Considering its 14% stock price appreciation so far this year and 3.6% dividend yield, 2016 has already been a decent year for IBM (IBM 0.06%) shareholders. Despite reporting a 3% decline in revenue last quarter, IBM stock is gaining momentum by delivering on CEO Ginni Rometty's strategic imperatives.

IBM's focus on cognitive computing, security, big data, mobile, and social -- most of which are delivered via the cloud -- is paying off. Of course, if IBM stumbles along the way to completing its transformation, the tide will turn awfully quick. The flip side of a possible trip-up is if IBM does deliver in a few strategic areas, shareholders could enjoy another banner year of gains. Let's look at what could push the stock higher.

Image source: IBM.

It all starts here

As investors learned last quarter, IBM is betting the farm on its strategic imperatives units. In the first six months of 2016, IBM inked 11 acquisitions totaling over $5 billion. Virtually every one of IBM's deals was done to give a boost to one or more of its strategic imperatives businesses. Though it's too early to determine the impact the deals will have, based on IBM's second-quarter earnings, they're not hurting its results.

With a trailing annual run rate of $11.6 billion, IBM's combined cloud sales are alongside Microsoft's (MSFT -1.27%) more than $12.1 billion near the top of the provider list in the burgeoning market. Just the public cloud services market -- IBM's suite of solutions also includes private and hybrid cloud sales -- is forecast to exceed $200 billion this year.

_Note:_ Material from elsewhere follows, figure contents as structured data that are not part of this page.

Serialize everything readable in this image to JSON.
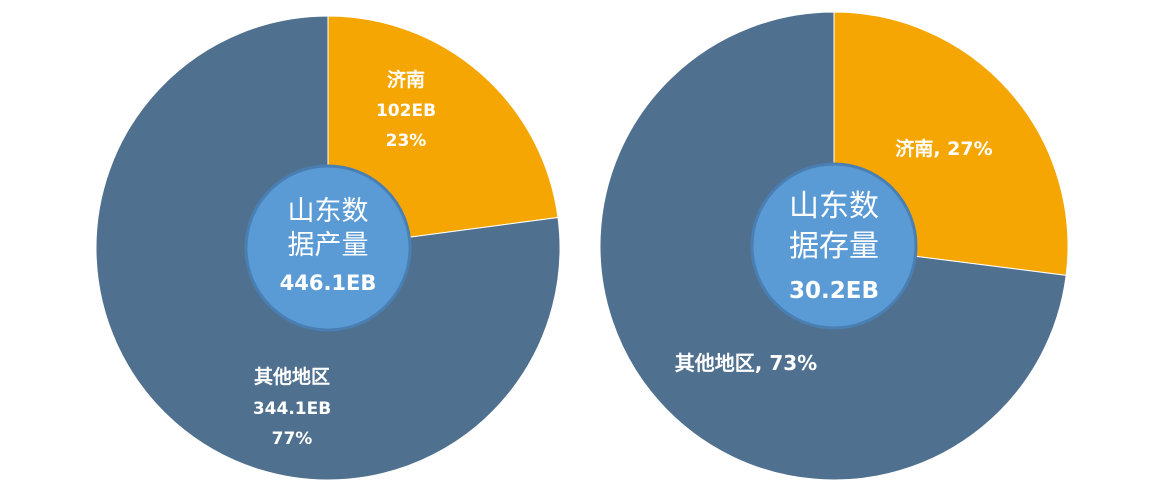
{
  "colors": {
    "jinan": "#F5A602",
    "others": "#50708F",
    "center": "#5B9BD5",
    "center_stroke": "#4A7FB3",
    "text": "#FFFFFF"
  },
  "chart_data": [
    {
      "type": "pie",
      "center_label": {
        "line1": "山东数",
        "line2": "据产量",
        "value": "446.1EB"
      },
      "slices": [
        {
          "name": "济南",
          "value_label": "102EB",
          "percent_label": "23%",
          "percent": 22.9
        },
        {
          "name": "其他地区",
          "value_label": "344.1EB",
          "percent_label": "77%",
          "percent": 77.1
        }
      ]
    },
    {
      "type": "pie",
      "center_label": {
        "line1": "山东数",
        "line2": "据存量",
        "value": "30.2EB"
      },
      "slices": [
        {
          "name": "济南",
          "label": "济南, 27%",
          "percent": 27
        },
        {
          "name": "其他地区",
          "label": "其他地区, 73%",
          "percent": 73
        }
      ]
    }
  ]
}
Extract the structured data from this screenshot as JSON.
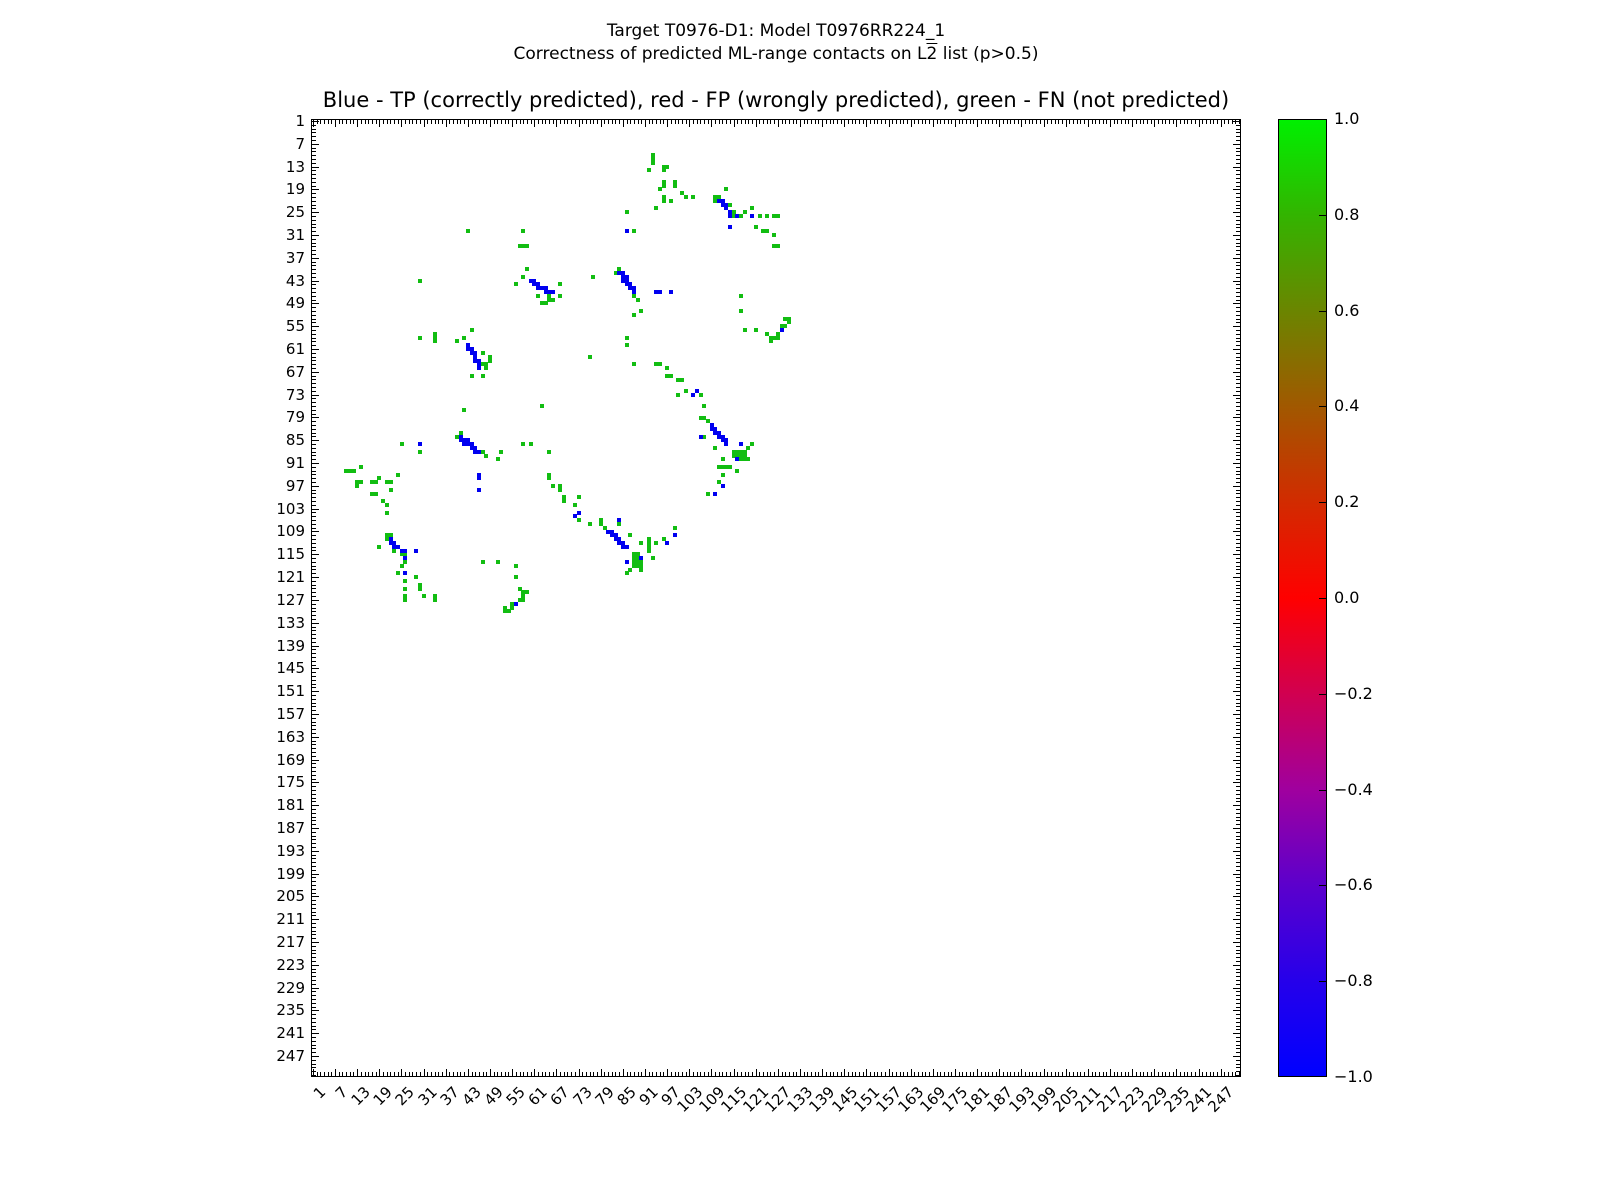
{
  "figure": {
    "background": "#ffffff",
    "suptitle_line1": "Target T0976-D1: Model T0976RR224_1",
    "suptitle_line2_prefix": "Correctness of predicted ML-range contacts on L",
    "suptitle_line2_overlined": "2",
    "suptitle_line2_suffix": " list (p>0.5)"
  },
  "chart_data": {
    "type": "heatmap",
    "title": "Blue - TP (correctly predicted), red - FP (wrongly predicted), green - FN (not predicted)",
    "xlabel": "",
    "ylabel": "",
    "axis_range": [
      0.5,
      252.5
    ],
    "n_residues": 252,
    "y_inverted": true,
    "grid": false,
    "symmetric": true,
    "x_tick_labels": [
      "1",
      "7",
      "13",
      "19",
      "25",
      "31",
      "37",
      "43",
      "49",
      "55",
      "61",
      "67",
      "73",
      "79",
      "85",
      "91",
      "97",
      "103",
      "109",
      "115",
      "121",
      "127",
      "133",
      "139",
      "145",
      "151",
      "157",
      "163",
      "169",
      "175",
      "181",
      "187",
      "193",
      "199",
      "205",
      "211",
      "217",
      "223",
      "229",
      "235",
      "241",
      "247"
    ],
    "y_tick_labels": [
      "1",
      "7",
      "13",
      "19",
      "25",
      "31",
      "37",
      "43",
      "49",
      "55",
      "61",
      "67",
      "73",
      "79",
      "85",
      "91",
      "97",
      "103",
      "109",
      "115",
      "121",
      "127",
      "133",
      "139",
      "145",
      "151",
      "157",
      "163",
      "169",
      "175",
      "181",
      "187",
      "193",
      "199",
      "205",
      "211",
      "217",
      "223",
      "229",
      "235",
      "241",
      "247"
    ],
    "legend_colors": {
      "tp_blue": "#0000f0",
      "fp_red": "#e00000",
      "fn_green": "#12bd12"
    },
    "cells_tp": [
      [
        86,
        30
      ],
      [
        111,
        22
      ],
      [
        112,
        22
      ],
      [
        112,
        23
      ],
      [
        113,
        23
      ],
      [
        113,
        24
      ],
      [
        114,
        25
      ],
      [
        114,
        26
      ],
      [
        116,
        26
      ],
      [
        120,
        26
      ],
      [
        114,
        29
      ],
      [
        84,
        41
      ],
      [
        85,
        41
      ],
      [
        85,
        42
      ],
      [
        86,
        42
      ],
      [
        85,
        43
      ],
      [
        86,
        43
      ],
      [
        86,
        44
      ],
      [
        87,
        44
      ],
      [
        87,
        45
      ],
      [
        88,
        45
      ],
      [
        88,
        46
      ],
      [
        94,
        46
      ],
      [
        95,
        46
      ],
      [
        98,
        46
      ],
      [
        60,
        43
      ],
      [
        61,
        43
      ],
      [
        61,
        44
      ],
      [
        62,
        44
      ],
      [
        62,
        45
      ],
      [
        63,
        45
      ],
      [
        64,
        45
      ],
      [
        64,
        46
      ],
      [
        65,
        46
      ],
      [
        66,
        46
      ],
      [
        128,
        56
      ],
      [
        105,
        72
      ],
      [
        104,
        73
      ],
      [
        109,
        81
      ],
      [
        109,
        82
      ],
      [
        110,
        82
      ],
      [
        110,
        83
      ],
      [
        111,
        83
      ],
      [
        111,
        84
      ],
      [
        112,
        84
      ],
      [
        112,
        85
      ],
      [
        113,
        85
      ],
      [
        113,
        86
      ],
      [
        106,
        84
      ],
      [
        117,
        86
      ],
      [
        116,
        90
      ],
      [
        112,
        97
      ],
      [
        110,
        99
      ]
    ],
    "cells_fn": [
      [
        93,
        10
      ],
      [
        93,
        11
      ],
      [
        93,
        12
      ],
      [
        92,
        14
      ],
      [
        96,
        13
      ],
      [
        97,
        13
      ],
      [
        96,
        14
      ],
      [
        96,
        17
      ],
      [
        96,
        18
      ],
      [
        99,
        17
      ],
      [
        99,
        18
      ],
      [
        95,
        19
      ],
      [
        101,
        20
      ],
      [
        102,
        21
      ],
      [
        96,
        21
      ],
      [
        96,
        22
      ],
      [
        98,
        22
      ],
      [
        94,
        24
      ],
      [
        86,
        25
      ],
      [
        88,
        30
      ],
      [
        113,
        19
      ],
      [
        104,
        21
      ],
      [
        110,
        21
      ],
      [
        111,
        21
      ],
      [
        110,
        22
      ],
      [
        114,
        23
      ],
      [
        115,
        25
      ],
      [
        115,
        26
      ],
      [
        117,
        26
      ],
      [
        118,
        25
      ],
      [
        120,
        24
      ],
      [
        122,
        26
      ],
      [
        124,
        26
      ],
      [
        126,
        26
      ],
      [
        127,
        26
      ],
      [
        121,
        29
      ],
      [
        123,
        30
      ],
      [
        124,
        30
      ],
      [
        126,
        31
      ],
      [
        126,
        34
      ],
      [
        127,
        34
      ],
      [
        43,
        30
      ],
      [
        58,
        30
      ],
      [
        57,
        34
      ],
      [
        58,
        34
      ],
      [
        59,
        34
      ],
      [
        84,
        40
      ],
      [
        83,
        41
      ],
      [
        77,
        42
      ],
      [
        88,
        47
      ],
      [
        89,
        48
      ],
      [
        90,
        51
      ],
      [
        88,
        52
      ],
      [
        58,
        42
      ],
      [
        59,
        40
      ],
      [
        56,
        44
      ],
      [
        68,
        44
      ],
      [
        62,
        47
      ],
      [
        65,
        47
      ],
      [
        65,
        48
      ],
      [
        63,
        49
      ],
      [
        64,
        49
      ],
      [
        66,
        48
      ],
      [
        68,
        47
      ],
      [
        117,
        47
      ],
      [
        117,
        51
      ],
      [
        118,
        56
      ],
      [
        121,
        56
      ],
      [
        124,
        57
      ],
      [
        125,
        58
      ],
      [
        126,
        58
      ],
      [
        127,
        57
      ],
      [
        127,
        58
      ],
      [
        128,
        55
      ],
      [
        129,
        53
      ],
      [
        129,
        55
      ],
      [
        130,
        53
      ],
      [
        130,
        54
      ],
      [
        125,
        59
      ],
      [
        86,
        58
      ],
      [
        86,
        60
      ],
      [
        76,
        63
      ],
      [
        88,
        65
      ],
      [
        94,
        65
      ],
      [
        95,
        65
      ],
      [
        97,
        66
      ],
      [
        97,
        68
      ],
      [
        98,
        68
      ],
      [
        100,
        69
      ],
      [
        101,
        69
      ],
      [
        102,
        72
      ],
      [
        100,
        73
      ],
      [
        106,
        73
      ],
      [
        107,
        76
      ],
      [
        106,
        79
      ],
      [
        107,
        79
      ],
      [
        108,
        80
      ],
      [
        107,
        84
      ],
      [
        110,
        87
      ],
      [
        120,
        86
      ],
      [
        115,
        88
      ],
      [
        116,
        88
      ],
      [
        117,
        88
      ],
      [
        118,
        88
      ],
      [
        115,
        89
      ],
      [
        116,
        89
      ],
      [
        117,
        89
      ],
      [
        118,
        89
      ],
      [
        117,
        90
      ],
      [
        118,
        90
      ],
      [
        119,
        90
      ],
      [
        112,
        90
      ],
      [
        119,
        87
      ],
      [
        111,
        92
      ],
      [
        112,
        92
      ],
      [
        113,
        92
      ],
      [
        114,
        92
      ],
      [
        116,
        93
      ],
      [
        112,
        94
      ],
      [
        111,
        96
      ],
      [
        108,
        99
      ]
    ],
    "colorbar": {
      "tick_labels": [
        "1.0",
        "0.8",
        "0.6",
        "0.4",
        "0.2",
        "0.0",
        "−0.2",
        "−0.4",
        "−0.6",
        "−0.8",
        "−1.0"
      ],
      "vmin": -1.0,
      "vmax": 1.0,
      "gradient_stops": [
        [
          "0%",
          "#00f000"
        ],
        [
          "10%",
          "#33b400"
        ],
        [
          "20%",
          "#6b8500"
        ],
        [
          "30%",
          "#a15800"
        ],
        [
          "40%",
          "#d22b00"
        ],
        [
          "50%",
          "#ff0000"
        ],
        [
          "60%",
          "#d10050"
        ],
        [
          "70%",
          "#a0009e"
        ],
        [
          "80%",
          "#5c00cc"
        ],
        [
          "90%",
          "#2600ea"
        ],
        [
          "100%",
          "#0000ff"
        ]
      ]
    }
  }
}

Booming cloud sales, along with increases in IBM's other strategic imperatives components, generated a combined $8.3 billion last quarter, and on a 12-month trailing basis the core group now account for 38% of total sales. Rometty's objective is to increase strategic imperatives to 40% of annual sales by 2018. If IBM is able to reach that goal this year, which it should given its consistent quarterly improvements, its stock should rise even further.

Turn the page

One of the statistics IBM surely dislikes hearing the most is that last quarter's 3% drop in revenue compared to the year-ago period was its 17th straight. Ouch. However, once that string is broken, even investors who have sat on the sidelines will likely take a closer look at IBM stock -- and rightfully so.

The companywide transformation Rometty has overseen since her reign as CEO began nearly five years ago was always going to take some time. Thing is, Microsoft and its two-pronged "mobile-first, cloud-first" transition is as significant as IBM's, yet after accounting for charges, it actually increased total revenue 2% to $20.6 billion last quarter. In other words, it can be done.

When IBM joins Microsoft and moves beyond its unpleasant quarterly slump and grows total revenue year over year, it will confirm to the naysayers that its transformation efforts have paid off, which in turn would be the impetus some investors need to get onboard.

Tighten the purse strings

Considering the aforementioned $5 billion plus in acquisitions this year along with an increase in research and development (R&D) costs, it's not surprising IBM's expenses over the first six months of this year climbed nearly $1.7 billion to $14.3 billion, a 13% increase. The result has been an enhanced product and services suite of solutions that's right in line with IBM's strategic imperatives push, but it's also put a damper on gross margins, and that rolls downhill to earnings-per-share (EPS) declines.

Other than IBM's systems unit, which maintained its 56.5% gross margin last quarter, each of its other four divisions declined because of rising costs. With its strategic imperatives momentum in full swing, IBM stock would warrant an increase once its earnings per share (EPS) and margins return to past levels -- and tightening the purse strings would go a long way toward making that happen.

Despite its ho-hum analyst "hold" rating -- IBM stock is already above its consensus average price target of $156.48 a share -- it's valued at a mere 11 times forward earnings. If it's able to drive results in key areas, combined with its relative value and industry-leading dividend yield, IBM stock should continue to rise.